Persönlichkeitsbezogener Arbeitsansatz:

 

Dem "Lebenshaus" JoJo ist es ein Anliegen, Erfahrungsfelder in Beziehungen zu bieten und Angebote zu formulieren ,die zum Aufbau eines realistischen und leistungszuversichtlichen Selbstbildes, der eigenen Rolle, von Kindern und Jugendlichen beitragen. Dies soll geschehen über Angebote der Körpererfahrung als Selbsterfahrung, Selbsterfahrung aus der Wirkung des eigenen Verhaltens und Selbsterfahrung in der Zuordnung der Eigenschaften durch andere, in Beziehung und Interaktion. 

Dabei sind uns sowohl Angebote zur individuellen Entwicklung im Prozeß, als auch gruppenorientierte Maßnahmen wichtig, in denen vor allem soziale Verhaltensweisen, Gruppenerlebnisse , partnerschaftliches Messen der Kräfte und das Einbringen persönlicher Stärken und Schwächen eine Rolle spielen. 

Diese Angebote führen zu mehr Selbst-be-wußt-sein und Selbstvertrauen und stehen im Zusammenhang mit der harmonischen Gesamtentwicklung einer Person im sensorischen, motorischen, kognitiven und sozial-emotionalen Bereich. 

 

 

Institutionsübergreifende Arbeitsansätze, Vernetzung 

 

Das "Lebenshaus" JoJo sieht in der sich weiter fortschreitenden Funktionalisierung und Segmentierung der Lebensräume und des Lebensalltags von Kindern und Jugendlichen , als auch der damit verbundenen Spezialisierung von sogenannten Hilfen ( Betreuungsangebote der Schulen, Jugendberatung, Jugendbildung, Jugendfreizeitarbeit, etc.) die Notwendigkeit, "Vernetzungsangebote und -formen" zu stützen, die Kinder und Jugendliche in ihrer Gesamtheit und Eingebundenheit in ihre Lebensbezüge wahrnehmen.
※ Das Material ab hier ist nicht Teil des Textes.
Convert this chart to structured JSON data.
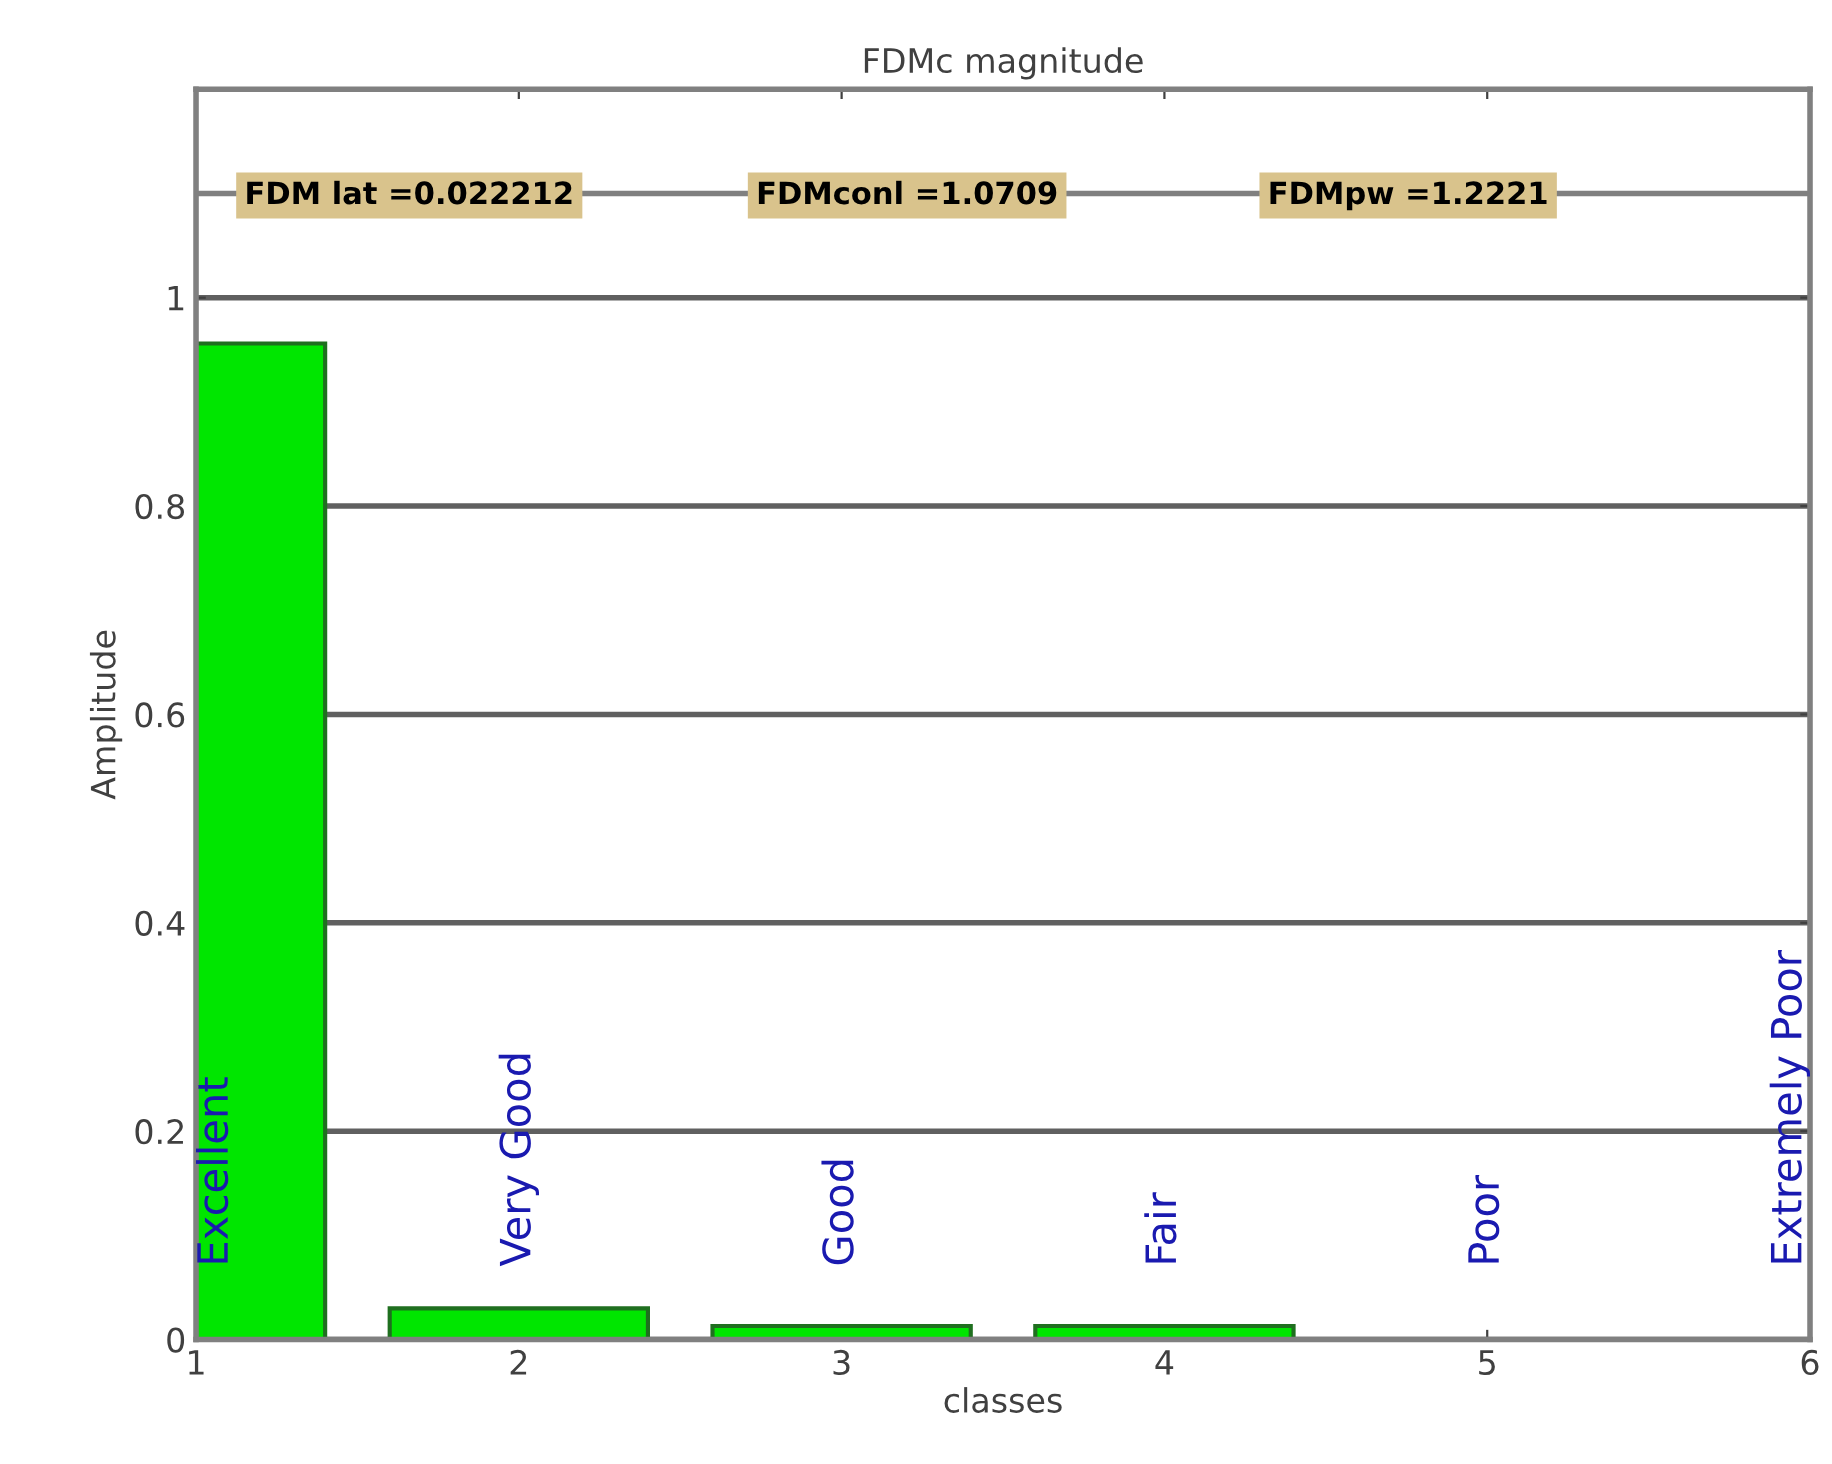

Dazu zählt für das "Lebenshaus" JoJo die Vernetzung der unterschiedlichen Kinder- und Jugendangebote der freien und kommunalen Träger in Krefeld-Uerdingen:

-zwischen den sich im Stadtteil befindenden Schulen und den Angeboten der Kinder- u. Jugendarbeit im Stadtteil

-zwischen den kirchlichen Gemeinden im Stadtteil Uerdingen und die damit gelebte "Weggemeinschaft" (Ökumene , Erwachsenengemeinde,  Kinder u. Jugendliche ).

 

Dies mit dem Ziel:

- dass damit Verantwortung von vielen für die Kinder- u. Jugendarbeit im Stadtteil

  wächst, bzw. deutlich wird

- dass Begegnungen unterschiedlicher Gruppen aus unterschiedlichen sozialen 

  Herkünften (in den Einrichtungen) stattfinden

- damit Bezugspersonen für Kinder u. Jugendliche in den unterschiedlichen 

  Angeboten im Stadtteil anzutreffen sind

- damit Wege zur Förderung , Beratung und Begleitung der Kinder u. Jugendlichen

  schnell und unbürokratisch verlaufen.

In diesem Zusammenhang ist es wichtig zu betonen, dass die Arbeit des VOJ nicht als Konkurrenz bzw. als Ersatz, sondern als sinnvolle Ergänzung bestehender Angebote gesehen und verstanden werden soll.

 

Stadtteilorientierung, Lebensraumorientierung

 

Offene Kinder- u. Jugendarbeit findet in der Regel nicht in den alltäglichen Lebens- und Handlungsräumen der Kinder u. Jugendlichen statt, sondern fügt ihnen einen weiteren pädagogischen Raum hinzu.

Sozialisation, Umweltaneignung, vollzieht sich aber vor allem in den Lebensräumen, in denen sich alltägliches Leben von Kindern und Jugendlichen abspielt.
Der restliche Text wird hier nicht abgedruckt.